He and two colleagues published an important paper about this work in 2006, while he was employed at Ohio State University.

A challenge Pratt is poised to address with local colleagues is the susceptibility tepary seems to have to certain viral pathogens, such as bean common mosaic virus infection. Bean samples from the field lab are among those he is sending to a University of Arizona virologist colleague for testing. It is important to know that his seed stocks are BCMV free before he shares them with colleagues elsewhere.

"I am also working with other researchers in the area to develop a collaborative proposal aimed at eliminating accumulated viral

pathogens in heirloom (traditional) tepary and common bean varieties to foster their adoption and/or increased production," he said.

Expanding the production of tepary in ways that are of benefit to

producers and consumers is really what Pratt's tepary efforts are all about.
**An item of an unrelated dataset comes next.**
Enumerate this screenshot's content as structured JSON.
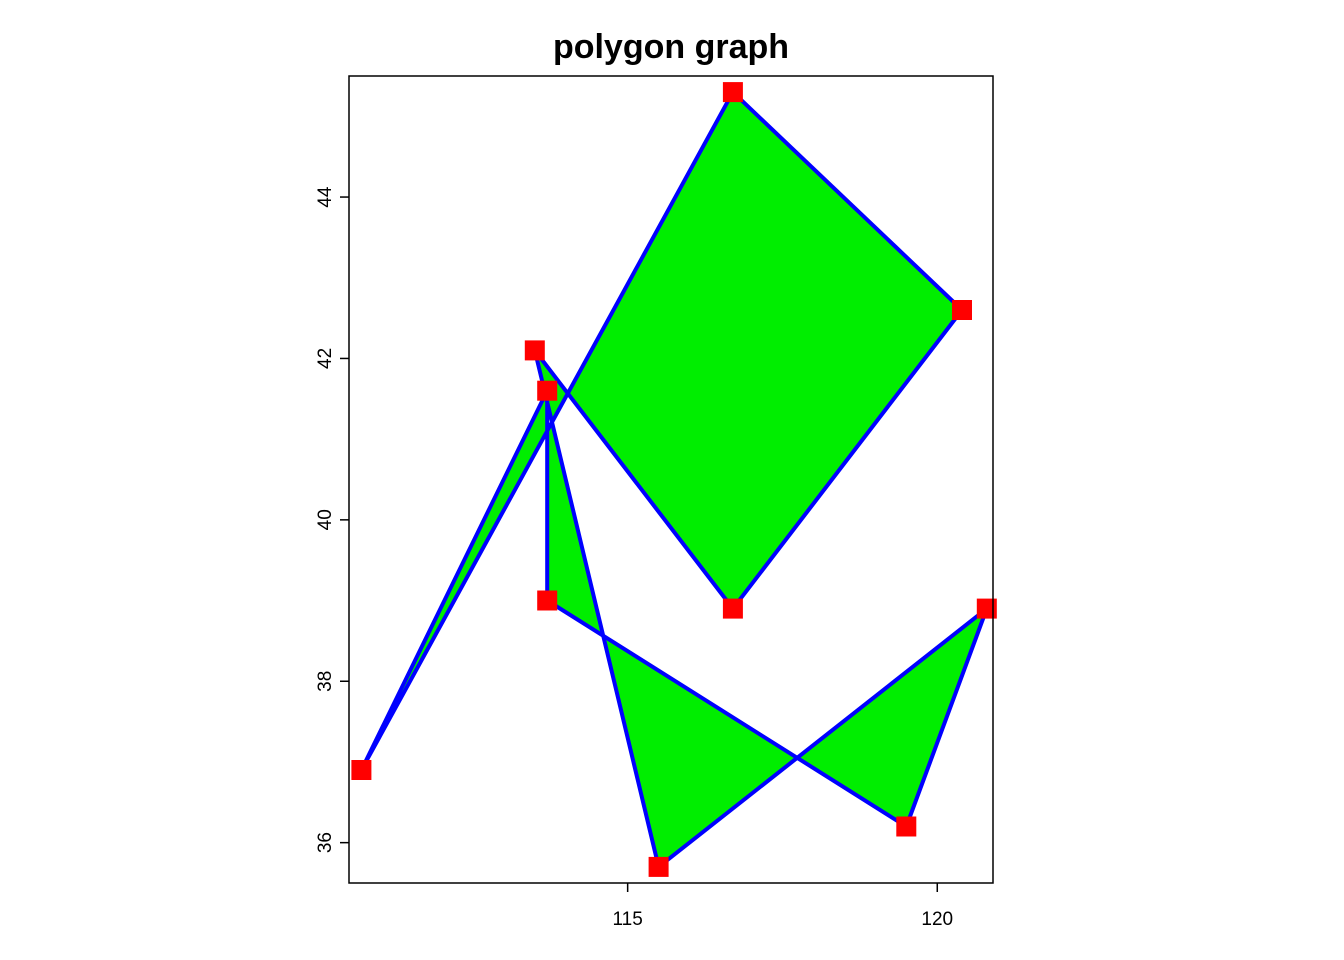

Part of his enthusiasm is health related. Tepary beans are now known to be higher in protein and fiber than common beans and to have a lower glycemic index, which suggests they are a healthy food choice for people prone to diabetes and heart disease.

Also on the health front, there have been suggestions that lectin, a chemical compound found in tepary, might have cancer-fighting properties.

Pratt sees teparies, one of several examples of traditional native foods of the region, as a weapon in the fight for better health and an improved economy in Native American communities.    

He cites the example of a farming enterprise south of Phoenix that is marketing their tepary beans and tepary products as a traditional Native American food, with fair success.

"I think we can say that tepary is now sort of breaking out of the minor crops category and is receiving more attention from breeders and researchers," he said. "I think it has a pretty bright future."